Al bijna twintig jaar loopt Anouchka rond in het Chinese culturele circuit. “Ik wilde altijd al naar het buitenland en niet in Nederland blijven. Voordat ik naar China verhuisde, ben ik er drie keer langer op vakantie geweest tijdens mijn studie. Tijdens een van die vakanties werd aangekondigd dat de Olympische Spelen in Beijing zouden zijn en iedereen was door het dolle heen. Er was een enorme energie en optimisme, een heel fijne sfeer. Hoewel ik de stad op het eerste gezicht best lelijk vond, hield ik daar ook weer van. Dat je echt op zoek moet gaan naar de mooie plekken die je erin trekken.”

Nadat ze in 2004 klaar was met haar bachelor studie mode in Arnhem, had ze behoefte aan een nieuwe omgeving en inspiratie. Omdat China zo goed was bevallen, besloot ze er voor langere tijd naartoe te gaan. “Ik heb eerst een lerarencursus gedaan en heb daarna Engelse les gegeven in Tangshan, een stad in de provincie Hebei. Maar na mijn eerste jaar verhuisde ik al naar Beijing.”

Eerst werkte Anouchka als freelancer in de lokale, Chinese culturele sector, maar vanaf 2012 zat ze langere tijd bij de Nederlandse ambassade. “Door de jaren heen heb ik verschillende rollen gehad op de afdeling Pers en Culturele Zaken. Als ik het vergelijk met de huidige situatie, vind ik dat ik er in een hele mooie tijd heb gezeten. Het beleid was aan beide kanten erg positief, er was budget en veel interesse vanuit het veld. Ik heb het idee dat toen ik op de ambassade begon het een gouden tijd was voor de cultuursector in heel veel landen.”

Lokale veranderingen en verschuivingen

Hoewel ze altijd Beijing als standplaats had, is Anouchka op verschillende plekken actief geweest. “Ik doe nu een fellowship in Hong Kong, heb behoorlijk wat trips naar Shanghai gemaakt en gewerkt aan projecten in Tianjin en Shenyang.” Sowieso geeft ze aan dat Shanghai zich ontwikkelt als nieuwe culturele hotspot. “Er gaan allerlei nieuwe musea open, bijvoorbeeld het Museum of Art Pudong. Dat is een overheidsproject, echt heel mooi opgezet. Zulk soort musea heb je in Beijing nog niet”, vertelt ze.

De culturele sector groeit nog steeds ontzettend hard. Naast de overheid zijn volgens Anouchka ook veel commerciële partijen hiermee bezig. “Momenteel werk ik bijvoorbeeld als consultant aan een ontwikkelingsproject in Shanghai. Ze willen een hotel en ziekenhuis in een woonwijk integreren, op het hele terrein kunst plaatsen en een cultureel programma opzetten. Je ziet ook meer projecten komen vanuit bijvoorbeeld winkelcentra. Iedereen wil cultuur en beleving creëren, en er is veel vraag vanuit het publiek om dat te doen op dit soort plekken.”

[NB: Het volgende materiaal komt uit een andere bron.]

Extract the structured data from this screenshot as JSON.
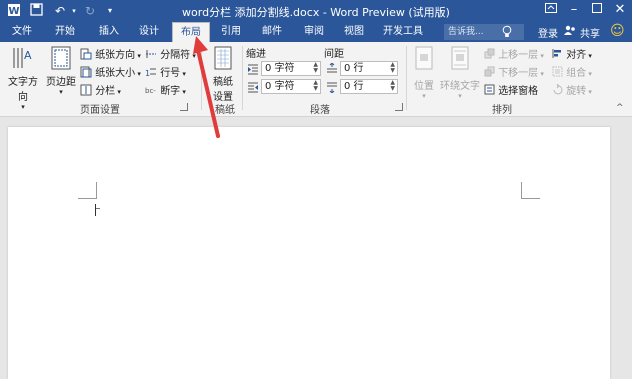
{
  "window": {
    "title": "word分栏 添加分割线.docx - Word Preview (试用版)",
    "login": "登录",
    "share": "共享",
    "smiley": "☺"
  },
  "tabs": [
    {
      "label": "文件"
    },
    {
      "label": "开始"
    },
    {
      "label": "插入"
    },
    {
      "label": "设计"
    },
    {
      "label": "布局"
    },
    {
      "label": "引用"
    },
    {
      "label": "邮件"
    },
    {
      "label": "审阅"
    },
    {
      "label": "视图"
    },
    {
      "label": "开发工具"
    }
  ],
  "search_placeholder": "告诉我...",
  "ribbon": {
    "page_setup": {
      "text_direction": "文字方向",
      "margins": "页边距",
      "orientation": "纸张方向",
      "size": "纸张大小",
      "columns": "分栏",
      "breaks": "分隔符",
      "line_numbers": "行号",
      "hyphenation": "断字",
      "group_label": "页面设置"
    },
    "manuscript": {
      "button": "稿纸设置",
      "button_line1": "稿纸",
      "button_line2": "设置",
      "group_label": "稿纸"
    },
    "paragraph": {
      "indent_header": "缩进",
      "spacing_header": "间距",
      "indent_left": "0 字符",
      "indent_right": "0 字符",
      "spacing_before": "0 行",
      "spacing_after": "0 行",
      "group_label": "段落"
    },
    "arrange": {
      "position": "位置",
      "wrap_text": "环绕文字",
      "bring_forward": "上移一层",
      "send_backward": "下移一层",
      "selection_pane": "选择窗格",
      "align": "对齐",
      "group": "组合",
      "rotate": "旋转",
      "group_label": "排列"
    }
  },
  "colors": {
    "accent": "#2b579a",
    "arrow": "#e03c3c"
  }
}
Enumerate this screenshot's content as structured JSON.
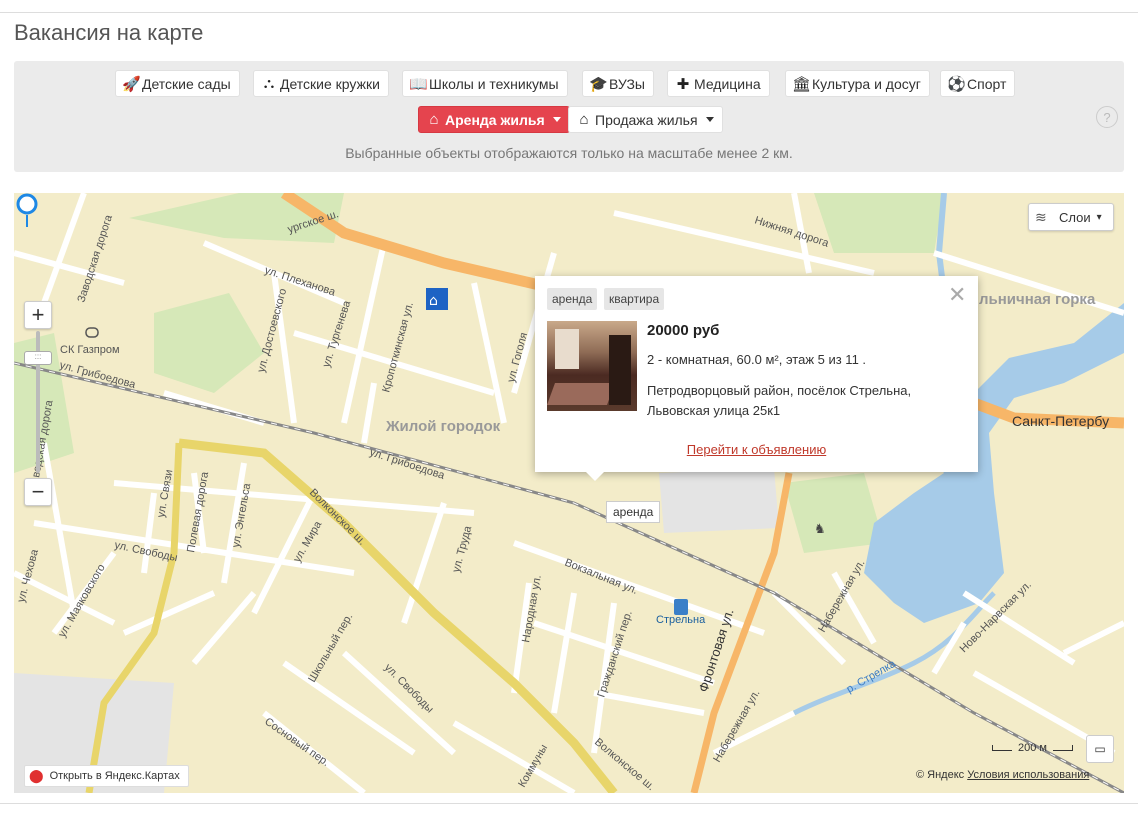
{
  "page": {
    "title": "Вакансия на карте"
  },
  "filters": {
    "categories": [
      {
        "label": "Детские сады",
        "icon": "rocket-icon",
        "glyph": "🚀"
      },
      {
        "label": "Детские кружки",
        "icon": "blocks-icon",
        "glyph": "⛬"
      },
      {
        "label": "Школы и техникумы",
        "icon": "book-icon",
        "glyph": "📖"
      },
      {
        "label": "ВУЗы",
        "icon": "graduation-cap-icon",
        "glyph": "🎓"
      },
      {
        "label": "Медицина",
        "icon": "medical-kit-icon",
        "glyph": "✚"
      },
      {
        "label": "Культура и досуг",
        "icon": "museum-icon",
        "glyph": "🏛"
      },
      {
        "label": "Спорт",
        "icon": "soccer-ball-icon",
        "glyph": "⚽"
      }
    ],
    "rent": {
      "label": "Аренда жилья",
      "icon": "house-clock-icon",
      "glyph": "⌂",
      "active": true
    },
    "sale": {
      "label": "Продажа жилья",
      "icon": "house-sale-icon",
      "glyph": "⌂"
    },
    "note": "Выбранные объекты отображаются только на масштабе менее 2 км.",
    "help": "?"
  },
  "map": {
    "layers_label": "Слои",
    "zoom_in": "+",
    "zoom_out": "−",
    "labels": {
      "road_top": "ургское ш.",
      "nizhnyaya": "Нижняя дорога",
      "zavodskaya": "Заводская дорога",
      "plekhanova": "ул. Плеханова",
      "turgeneva": "ул. Тургенева",
      "dostoevskogo": "ул. Достоевского",
      "kropotkinskaya": "Кропоткинская ул.",
      "gogolya": "ул. Гоголя",
      "griboedova1": "ул. Грибоедова",
      "griboedova2": "ул. Грибоедова",
      "gazprom": "СК Газпром",
      "zhiloy": "Жилой городок",
      "volnichnaya": "льничная горка",
      "spb": "Санкт-Петербу",
      "svyazi1": "ул. Связи",
      "polevaya": "Полевая дорога",
      "engelsa": "ул. Энгельса",
      "mira": "ул. Мира",
      "truda": "ул. Труда",
      "svobody1": "ул. Свободы",
      "chekhova": "ул. Чехова",
      "mayakovskogo": "ул. Маяковского",
      "volkonskoe1": "Волконское ш.",
      "vokzalnaya": "Вокзальная ул.",
      "narodnaya": "Народная ул.",
      "grazhdanskiy": "Гражданский пер.",
      "frontovaya": "Фронтовая ул.",
      "naberezhnaya1": "Набережная ул.",
      "naberezhnaya2": "Набережная ул.",
      "novonarvskaya": "Ново-Нарвская ул.",
      "shkolny": "Школьный пер.",
      "svobody2": "ул. Свободы",
      "sosnovy": "Сосновый пер.",
      "volkonskoe2": "Волконское ш.",
      "kommuny": "Коммуны",
      "strelka": "р. Стрелка",
      "zavodskaya2": "водская дорога",
      "streltsy": "Стрельна"
    },
    "station": "Стрельна",
    "hint": "аренда",
    "open_yandex": "Открыть в Яндекс.Картах",
    "copyright": "© Яндекс",
    "terms": "Условия использования",
    "scale": "200 м"
  },
  "balloon": {
    "tags": [
      "аренда",
      "квартира"
    ],
    "price": "20000 руб",
    "description": "2 - комнатная, 60.0 м², этаж 5 из 11 .",
    "address": "Петродворцовый район, посёлок Стрельна, Львовская улица 25к1",
    "link": "Перейти к объявлению"
  },
  "colors": {
    "accent": "#e5444e",
    "map_bg": "#f3ecc9",
    "water": "#a6cbe8",
    "road_major": "#f7b668"
  }
}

Tegelijkertijd merkt Anouchka dat de internationale gemeenschap in Beijing krimpt. Volgens haar komt er nog vooral vervangend ambassadepersoneel en weinig ‘echte’ nieuwkomers. Vandaar dat ze er ook over nadenkt om te verhuizen, binnen China of daarbuiten. “Mijn man en ik hebben wel eens gekeken naar huizen in Shanghai, maar dat is nog niet doorgezet. Over een jaar of vijf zou ik wel geleidelijk naar Nederland of Europa willen gaan en dan via freelance projecten nog actief blijven in China. Maar ik weet niet of ik me nog erg thuis zou voelen in Nederland.” Daarom blijft Azië ook een optie. “We kijken ook naar andere landen in de regio zoals Vietnam en Thailand. Bovenal zijn we echte stadsmensen, maar ik houd van dynamische en economisch groeiende plekken, terwijl hij juist een rustige en meer ontwikkelde omgeving prettig vindt.”

Flexibiliteit qua werk en cultuur

Hoewel ze tot nu toe alleen in China heeft gewerkt, kan Anouchka zich wel indenken dat sommige dingen in Nederland heel anders gaan. “Na de ambassade ben ik bij K11 gaan werken als Public Programs Manager. Na 1,5 jaar werd ik bij hen al hoofdcurator van een reizende tentoonstelling. Dat ik al zo snel de verantwoordelijkheid kreeg om de tentoonstelling van A tot Z op te zetten in Hong Kong en Shenyang vond ik wel speciaal. Ik was heel blij dat ik die kans zo snel kreeg. In Nederland zal het hiërarchischer zijn of moet je eerst jezelf bewijzen.”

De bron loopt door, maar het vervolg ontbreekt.